In contrast to Example 1, there is the metal donor powder, which has a share of makes up about 20 wt .-% of the powder mixture, from two fractions. The first Fraction is an alloy of AlCr, in which the proportion of aluminum is 50% by weight is. The proportion of the donor metal, aluminum, is low in the second fraction ger and is 30 wt .-%. With this measure, the coating process optimize in such a way that first the fraction with the lower Al content impoverished, but the coating process by the fraction with the larger aluminum  Salary continues. In this way the ductility of the layers can be revealed enlarge the inner surface of the vane.
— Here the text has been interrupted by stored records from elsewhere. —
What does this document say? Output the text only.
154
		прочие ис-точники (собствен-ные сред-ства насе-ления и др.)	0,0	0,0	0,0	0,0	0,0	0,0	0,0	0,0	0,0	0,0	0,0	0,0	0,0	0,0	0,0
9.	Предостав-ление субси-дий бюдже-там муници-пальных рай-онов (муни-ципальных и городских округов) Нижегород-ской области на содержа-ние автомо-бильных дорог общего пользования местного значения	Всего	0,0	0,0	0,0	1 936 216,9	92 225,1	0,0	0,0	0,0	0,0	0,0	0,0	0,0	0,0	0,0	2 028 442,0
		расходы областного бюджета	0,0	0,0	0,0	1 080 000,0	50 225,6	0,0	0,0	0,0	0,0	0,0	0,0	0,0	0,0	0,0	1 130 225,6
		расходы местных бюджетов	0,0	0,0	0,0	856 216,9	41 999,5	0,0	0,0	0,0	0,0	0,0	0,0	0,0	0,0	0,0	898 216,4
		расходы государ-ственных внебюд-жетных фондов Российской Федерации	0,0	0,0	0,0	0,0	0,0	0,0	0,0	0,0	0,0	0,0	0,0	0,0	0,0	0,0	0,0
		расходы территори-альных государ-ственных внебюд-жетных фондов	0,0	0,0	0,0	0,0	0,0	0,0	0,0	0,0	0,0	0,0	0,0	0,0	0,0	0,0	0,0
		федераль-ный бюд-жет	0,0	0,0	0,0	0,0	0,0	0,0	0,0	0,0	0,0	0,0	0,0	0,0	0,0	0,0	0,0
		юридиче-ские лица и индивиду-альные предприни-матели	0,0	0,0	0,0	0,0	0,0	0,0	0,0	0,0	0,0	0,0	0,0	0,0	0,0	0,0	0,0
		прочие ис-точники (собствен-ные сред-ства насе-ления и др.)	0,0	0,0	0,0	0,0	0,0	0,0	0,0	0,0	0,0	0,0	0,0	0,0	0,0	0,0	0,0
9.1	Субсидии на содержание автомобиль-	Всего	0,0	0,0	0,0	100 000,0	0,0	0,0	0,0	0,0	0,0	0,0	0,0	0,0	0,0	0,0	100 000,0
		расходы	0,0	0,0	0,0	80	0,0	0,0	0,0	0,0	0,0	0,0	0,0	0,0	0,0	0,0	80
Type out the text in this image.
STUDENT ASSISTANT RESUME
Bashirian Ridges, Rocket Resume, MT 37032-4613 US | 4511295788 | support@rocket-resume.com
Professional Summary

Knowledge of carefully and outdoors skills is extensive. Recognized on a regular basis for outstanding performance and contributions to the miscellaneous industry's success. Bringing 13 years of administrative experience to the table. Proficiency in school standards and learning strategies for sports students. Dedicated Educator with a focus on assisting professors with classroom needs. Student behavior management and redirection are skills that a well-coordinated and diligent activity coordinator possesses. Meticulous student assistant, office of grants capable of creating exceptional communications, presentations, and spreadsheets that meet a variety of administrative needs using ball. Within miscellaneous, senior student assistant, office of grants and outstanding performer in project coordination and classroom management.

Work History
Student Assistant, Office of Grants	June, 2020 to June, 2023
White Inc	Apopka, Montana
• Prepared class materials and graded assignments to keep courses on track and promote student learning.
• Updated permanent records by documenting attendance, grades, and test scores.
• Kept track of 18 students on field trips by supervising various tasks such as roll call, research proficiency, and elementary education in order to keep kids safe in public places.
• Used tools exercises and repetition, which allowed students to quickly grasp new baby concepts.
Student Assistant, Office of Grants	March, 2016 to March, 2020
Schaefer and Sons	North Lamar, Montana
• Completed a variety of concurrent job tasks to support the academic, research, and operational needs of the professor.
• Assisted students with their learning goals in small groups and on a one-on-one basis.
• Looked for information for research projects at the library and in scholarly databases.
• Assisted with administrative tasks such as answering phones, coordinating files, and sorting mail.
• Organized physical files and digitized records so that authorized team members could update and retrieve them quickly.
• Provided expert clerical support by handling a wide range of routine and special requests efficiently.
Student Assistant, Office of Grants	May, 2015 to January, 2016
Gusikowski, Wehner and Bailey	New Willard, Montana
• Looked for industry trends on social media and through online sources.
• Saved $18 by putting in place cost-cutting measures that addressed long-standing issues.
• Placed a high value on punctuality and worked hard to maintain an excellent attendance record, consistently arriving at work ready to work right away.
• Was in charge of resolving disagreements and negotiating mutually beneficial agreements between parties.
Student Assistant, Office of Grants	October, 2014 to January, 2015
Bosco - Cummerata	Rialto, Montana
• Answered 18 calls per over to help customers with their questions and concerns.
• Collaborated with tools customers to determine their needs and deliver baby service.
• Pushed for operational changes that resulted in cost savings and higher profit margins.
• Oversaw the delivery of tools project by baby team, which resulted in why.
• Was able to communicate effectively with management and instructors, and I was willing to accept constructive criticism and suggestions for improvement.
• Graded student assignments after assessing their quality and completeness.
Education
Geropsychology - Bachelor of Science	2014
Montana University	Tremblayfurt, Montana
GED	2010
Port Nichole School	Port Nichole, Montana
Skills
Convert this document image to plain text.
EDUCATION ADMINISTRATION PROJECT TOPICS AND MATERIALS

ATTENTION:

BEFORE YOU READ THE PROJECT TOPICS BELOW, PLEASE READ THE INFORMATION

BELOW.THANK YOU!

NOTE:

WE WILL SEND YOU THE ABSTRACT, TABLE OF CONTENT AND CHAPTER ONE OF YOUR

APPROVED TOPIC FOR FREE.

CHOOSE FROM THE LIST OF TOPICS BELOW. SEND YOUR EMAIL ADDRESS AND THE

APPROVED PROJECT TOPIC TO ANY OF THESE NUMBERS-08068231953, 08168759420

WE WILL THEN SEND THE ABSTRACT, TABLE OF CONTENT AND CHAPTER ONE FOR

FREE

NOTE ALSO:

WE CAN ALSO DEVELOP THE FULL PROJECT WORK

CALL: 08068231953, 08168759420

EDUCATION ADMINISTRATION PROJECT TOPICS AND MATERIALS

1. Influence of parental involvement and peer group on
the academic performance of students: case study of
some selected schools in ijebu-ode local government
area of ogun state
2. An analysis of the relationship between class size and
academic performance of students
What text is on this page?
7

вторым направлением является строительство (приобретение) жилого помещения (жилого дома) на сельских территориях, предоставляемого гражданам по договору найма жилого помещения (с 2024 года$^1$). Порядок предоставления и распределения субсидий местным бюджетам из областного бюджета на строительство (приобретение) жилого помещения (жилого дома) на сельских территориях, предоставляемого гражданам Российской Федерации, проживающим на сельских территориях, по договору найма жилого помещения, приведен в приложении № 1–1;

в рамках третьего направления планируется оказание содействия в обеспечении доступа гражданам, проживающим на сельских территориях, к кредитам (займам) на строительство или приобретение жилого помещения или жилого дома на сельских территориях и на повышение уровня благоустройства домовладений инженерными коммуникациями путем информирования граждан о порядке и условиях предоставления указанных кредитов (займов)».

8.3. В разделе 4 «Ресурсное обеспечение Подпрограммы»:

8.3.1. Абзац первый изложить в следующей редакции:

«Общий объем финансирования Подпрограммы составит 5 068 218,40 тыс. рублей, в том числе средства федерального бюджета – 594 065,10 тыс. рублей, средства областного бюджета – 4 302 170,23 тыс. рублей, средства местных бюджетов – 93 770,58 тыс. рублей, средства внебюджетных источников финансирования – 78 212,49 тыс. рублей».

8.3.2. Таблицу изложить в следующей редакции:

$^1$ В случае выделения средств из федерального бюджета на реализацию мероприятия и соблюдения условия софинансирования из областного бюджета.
The Al content in the inner layers is 24 to 28% by weight. The inner layer thicknesses are between 65 and 105 µm and thus significantly higher than with conventional Chen (powder pack) process achievable layer thicknesses.

Claims (7)

1. A method for coating hollow bodies, in which a powder mixture of a metal donor powder, an inert filling powder and an activator powder made of a metal halide is provided, the powder mixture is brought into contact with an inner surface of the hollow body to be coated and heated, characterized in that the inert filler powder is provided with a particle size that is approximately equal to or larger than the particle size of the metal donor powder and the metal donor powder consists of two fractions, the proportion of the donor metal in the first fraction being 40 to 70% by weight and in the second fraction the proportion of the donor metal is less and is 30 to 50% by weight. 2. The method according to claim 1, characterized in that the metal dispenser pulp ver and the inert filling powder with an average particle size of gr ß is provided than 40 microns. 3. The method according to one or more of the preceding claims, characterized indicates that a powder mixture with an activator powder content of 2 to 5 wt .-% provided. 4. The method according to one or more of the preceding claims, characterized records that for the activator powder is a metal halide of the donor metal is selected. 5. The method according to one or more of the preceding claims, characterized records that AlCr is selected as the donor metal powder. 6. The method according to one or more of the preceding claims, characterized in that Al ₂ O _{3 is} selected as the filling powder. 7. The method according to one or more of the preceding claims, characterized records that the powder mixture to a coating temperature of 800 ° C is heated to 1200 ° C.